Hello Stephen, 

sorry for the very late reply. 

On 28 Jun 2012, at 02:50, Fleischman, Stephen (ISS SCI - Plano TX) wrote:

> Hello Avery and all:
> I have a cluster of 10  two-processor/48 GB RAM servers, upon which we are 
> conducting Hadoop performance characterization tests.  I plan to use the 
> Giraph pagerank and simple shortest path example tests as part of this 
> exercise and would appreciate guidance on problem sizes for both tests.  I’m 
> looking at paring down an obfuscated Twitter dataset and it would save a lot 
> of time if someone has some knowledge on roughly how the time and memory 
> scales with number of nodes in a graph.
> 


I can provide some suggestions for the kind of algorithm and data which does 
currently surpass the scalability of giraph. 

While the limits to my knowledge of Giraph and Hadoop are probably also to 
blame for this, please see the recent discussions on this list, 
and on JIRA for other indications that the scalability of Giraph needs 
improvement: 
* post  by Yuanyuan Tian in the thread "wierd communication errors" on 
user@giraph.apache.org
* GIRAPH-234 about GC overhead 
https://issues.apache.org/jira/browse/GIRAPH-234?page=com.atlassian.jira.plugin.system.issuetabpanels:all-tabpanel

If you want to stretch the limits of Giraph, then you need to try an algorithm 
which is conceptually different from PageRank, and you need a big data set. 
If you use an algorithm which has complex application logic (maybe even domain 
specific logic), which needs to be embedded in the algorithm, 
then the nodes need to have a lot of state.

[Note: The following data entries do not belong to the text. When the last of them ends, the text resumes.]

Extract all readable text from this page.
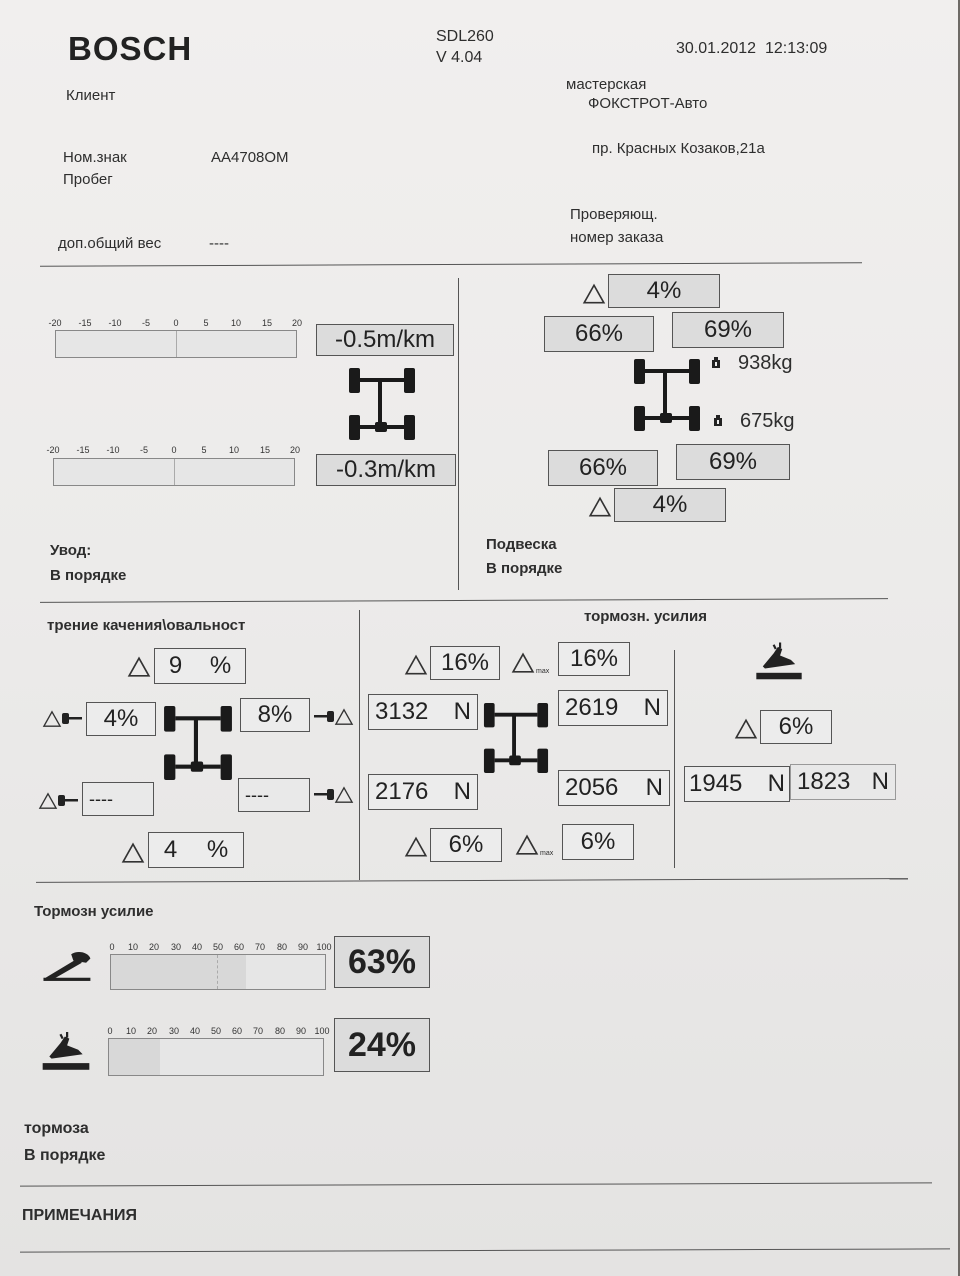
BOSCH	SDL260
V 4.04
30.01.2012  12:13:09
Клиент
мастерская
ФОКСТРОТ-Авто
Ном.знак	AA4708OM
Пробег
пр. Красных Козаков,21а
Проверяющ.
номер заказа
доп.общий вес	----
-20 -15 -10 -5	0	5 10 15 20
-0.5m/km
-20 -15 -10 -5	0	5 10 15 20
-0.3m/km
Увод:
В порядке
4%
66%	69%
938kg
675kg
66%	69%
4%
Подвеска
В порядке
трение качения\овальност
9 %
4%	8%
----	----
4 %
тормозн. усилия
16%	max 16%
3132 N	2619 N
2176 N	2056 N
6%	max	6%
6%
1945 N 1823 N
Тормозн усилие
0 10 20 30 40 50 60 70 80 90 100 63%
0 10 20 30 40 50 60 70 80 90 100 24%
тормоза
В порядке
ПРИМЕЧАНИЯ
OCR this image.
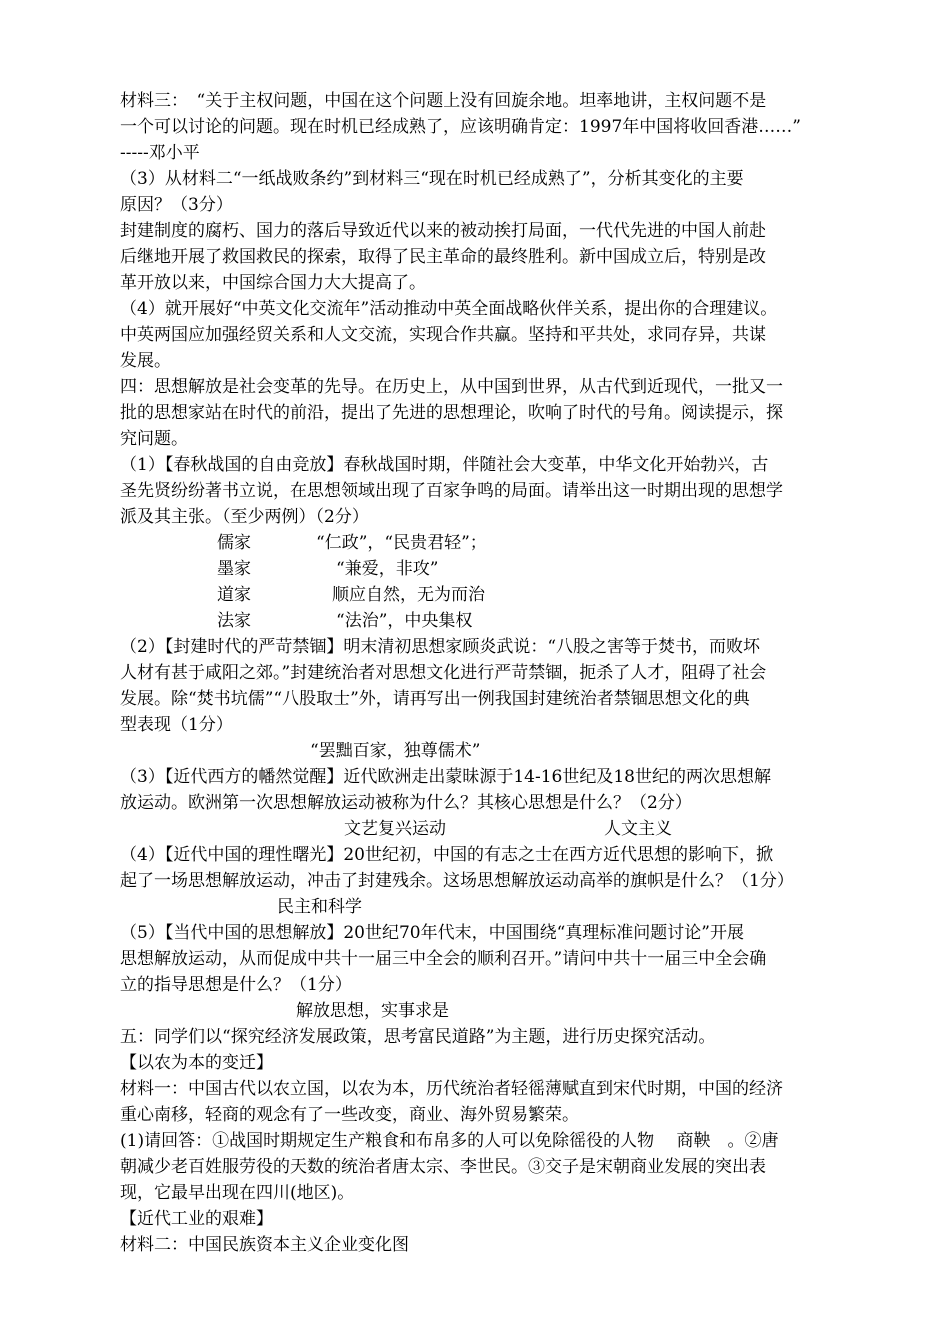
材料三：　“关于主权问题，中国在这个问题上没有回旋余地。坦率地讲，主权问题不是
一个可以讨论的问题。现在时机已经成熟了，应该明确肯定：1997年中国将收回香港……”
-----邓小平
（3）从材料二“一纸战败条约”到材料三“现在时机已经成熟了”，分析其变化的主要
原因？（3分）
封建制度的腐朽、国力的落后导致近代以来的被动挨打局面，一代代先进的中国人前赴
后继地开展了救国救民的探索，取得了民主革命的最终胜利。新中国成立后，特别是改
革开放以来，中国综合国力大大提高了。
（4）就开展好“中英文化交流年”活动推动中英全面战略伙伴关系，提出你的合理建议。
中英两国应加强经贸关系和人文交流，实现合作共赢。坚持和平共处，求同存异，共谋
发展。
四：思想解放是社会变革的先导。在历史上，从中国到世界，从古代到近现代，一批又一
批的思想家站在时代的前沿，提出了先进的思想理论，吹响了时代的号角。阅读提示，探
究问题。
（1）【春秋战国的自由竞放】春秋战国时期，伴随社会大变革，中华文化开始勃兴，古
圣先贤纷纷著书立说，在思想领域出现了百家争鸣的局面。请举出这一时期出现的思想学
派及其主张。（至少两例）（2分）
儒家	“仁政”，“民贵君轻”；
墨家	“兼爱，非攻”
道家	顺应自然，无为而治
法家	“法治”，中央集权
（2）【封建时代的严苛禁锢】明末清初思想家顾炎武说：“八股之害等于焚书，而败坏
人材有甚于咸阳之郊。”封建统治者对思想文化进行严苛禁锢，扼杀了人才，阻碍了社会
发展。除“焚书坑儒”“八股取士”外，请再写出一例我国封建统治者禁锢思想文化的典
型表现（1分）
“罢黜百家，独尊儒术”
（3）【近代西方的幡然觉醒】近代欧洲走出蒙昧源于14-16世纪及18世纪的两次思想解
放运动。欧洲第一次思想解放运动被称为什么？其核心思想是什么？（2分）
文艺复兴运动	人文主义
（4）【近代中国的理性曙光】20世纪初，中国的有志之士在西方近代思想的影响下，掀
起了一场思想解放运动，冲击了封建残余。这场思想解放运动高举的旗帜是什么？（1分）
民主和科学
（5）【当代中国的思想解放】20世纪70年代末，中国围绕“真理标准问题讨论”开展
思想解放运动，从而促成中共十一届三中全会的顺利召开。”请问中共十一届三中全会确
立的指导思想是什么？（1分）
解放思想，实事求是
五：同学们以“探究经济发展政策，思考富民道路”为主题，进行历史探究活动。
【以农为本的变迁】
材料一：中国古代以农立国，以农为本，历代统治者轻徭薄赋直到宋代时期，中国的经济
重心南移，轻商的观念有了一些改变，商业、海外贸易繁荣。
(1)请回答：①战国时期规定生产粮食和布帛多的人可以免除徭役的人物　 商鞅　。②唐
朝减少老百姓服劳役的天数的统治者唐太宗、李世民。③交子是宋朝商业发展的突出表
现，它最早出现在四川(地区)。
【近代工业的艰难】
材料二：中国民族资本主义企业变化图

In addition, such algorithms 
probably send around a lot of messages, and each of the messages might have a 
payload
which is more complex then one floating point number. In addition, it helps to 
have a graph format, which requires strings on the edges and vertices. 
The strings are required for the domain specific business logic which the graph 
algorithm needs to follow. 

Finally, imagine a data set which has a big loading time, and where one run of 
the algorithm only provides results for one user.
The standard Hadoop paradigm is to throw away the graph after loading it. 
So if you have 100s or 1000s of users, then you need a way to execute the 
algorithm multiple times in parallel. 
Again this will add a lot of state, as each of the vertices will need to hold 
one state object for each user who has visited the vertex.

In my specific case, I had the following data and algorithm:
Data:  
* an RDF graph with 10 million vertices and 40 million edges 
I used my own import code to map the RDF graph to a undirected graph with a 
limit of one edge between any two nodes (so it was not a multi-graph)
* each vertex and each edge uses a string as an identity to represent a URI in 
the RDF graph (required for the business logic in the algorithm)

Algorithm: 
* spreading activation. 
You can think of it as depth first search guided by domain specific logic. 
A short introduction here: https://en.wikipedia.org/wiki/Spreading_activation
The wikipedia article only mentions using spreading activation on weighted 
graphs, however I used it on graphs which have additional types on the edges. 
The whole area of using the semantics of the edges to guide the algorithm is an 
active research topic, so thats why I can't point you to a good article on 
that. 
* parallel execution: 
I need to run the algorithm once for every user in the system, however loading 
the data set takes around 15 minutes alone. 
So each node has an array of states, one for each user for which the algorithm 
has visited a node. 
I experimented with user numbers between 30 and 1000, anything more did not 
work for concurrent execution of the algorithm. 

Infrastructure: 
* a single server with 24 Intel Xeon 2.4 GHz cpus and 96 GB of RAM
* Hadoop 1.0, pseudo-distributed setup
* between 10 and 20 Giraph workers


A few weeks ago I stopped work on my Giraph based implementation, as Giraph ran 
out of memory almost immediately after loading and initialising the data. 
I made sure that the Giraph workers do not run out of memory, so it was 
probably due to IPC and messaging. 
The general discussion on the Giraph mailing list strongly indicates that I did 
hit the current IPC scalability limits.

Currently I am working on a non-Hadoop version of the algorithm which is not as 
scalable but which is fast for *one* user. ( less then a second per user, but 
single threaded). 
In addition, this new version allows me to better integrate with an existing 
ecosystem of technologies (Semantic Web technologies) to which Hadoop and 
Giraph is currently completely disconnected. 
However, I will probably revisit Giraph at some time on the future. 


If you want to look at the code or the data or any other asset which I have, 
then I will gladly share that with you. 
I would really like Giraph to reach the maturity required for this kind of 
algorithm. 
However, I have the feeling that the current development focus is on clear-cut 
numerical algorithms such as pagerank.